Double-sided foam tapes are gaining ground in the furniture industry. They are used to attach profiles, decorative trim, and facias efficiently and securely, and also to secure goods for transportation.Try them once.


----------



## Julian the woodnut

Damned spammer! Get outta here with that crap!


----------



## rrich

Let me toss a few things out here for general discussion.

We very rarely glue melamine to melamine. (e.g. The white plastic surface to the white plastic surface.) The only place that I'm aware of this is when gluing back pine to the back of a cabinet or when two pieces of melamine are glued together to increase thickness. The best glue for this is (as Mike said) ROO glue. I've not tried the Titebond melamine glue, however Franklin makes good adhesives so I'm sure their glue would work well.

Melamine is usually bonded to a particle board substrate. When gluing an edge of a melamine sheet into a dado (or rabbet) cut into another sheet of melamine, this is *not* a melamine to melamine joint. The joint is particle board to particle board. For this joint, I prefer Titebond II. It works very well. When 3/4" melamine, 1/4" dados and tight dados, clamping is usually enough to hold a carcass together. I personally will shoot 1-1/2", 16 gage finishing nails into the joint "just to hold until the glue dries".  I have built a few cabinets where the nails would show. In these cabinets just clamps and cauls were used for the assembly process.

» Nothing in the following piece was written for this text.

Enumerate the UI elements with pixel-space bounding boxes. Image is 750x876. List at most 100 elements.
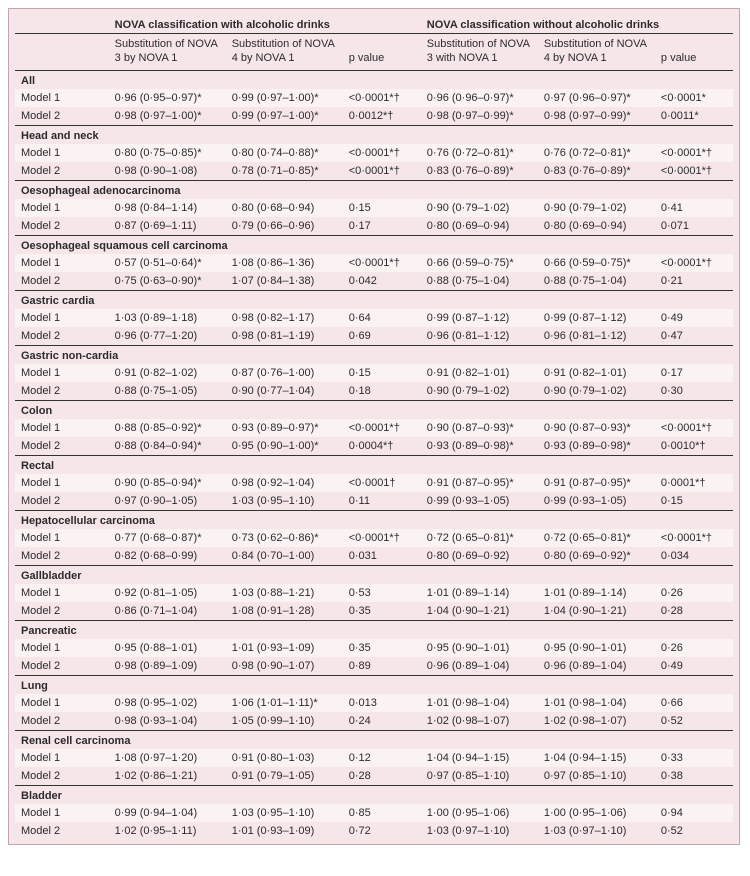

Just a note about melamine. Usually the sheets are between 1/128" and 1/64" over the nominal. Make your dados about 1/64" over and use a 120 grit sanding block to bevel the edges of the melamine sheet. The beveled edge will slide nicely into the dado. I almost always cut the dados on my table saw using a stacked dado. A snug fitting dado is surprisingly strong after the glue dries.


----------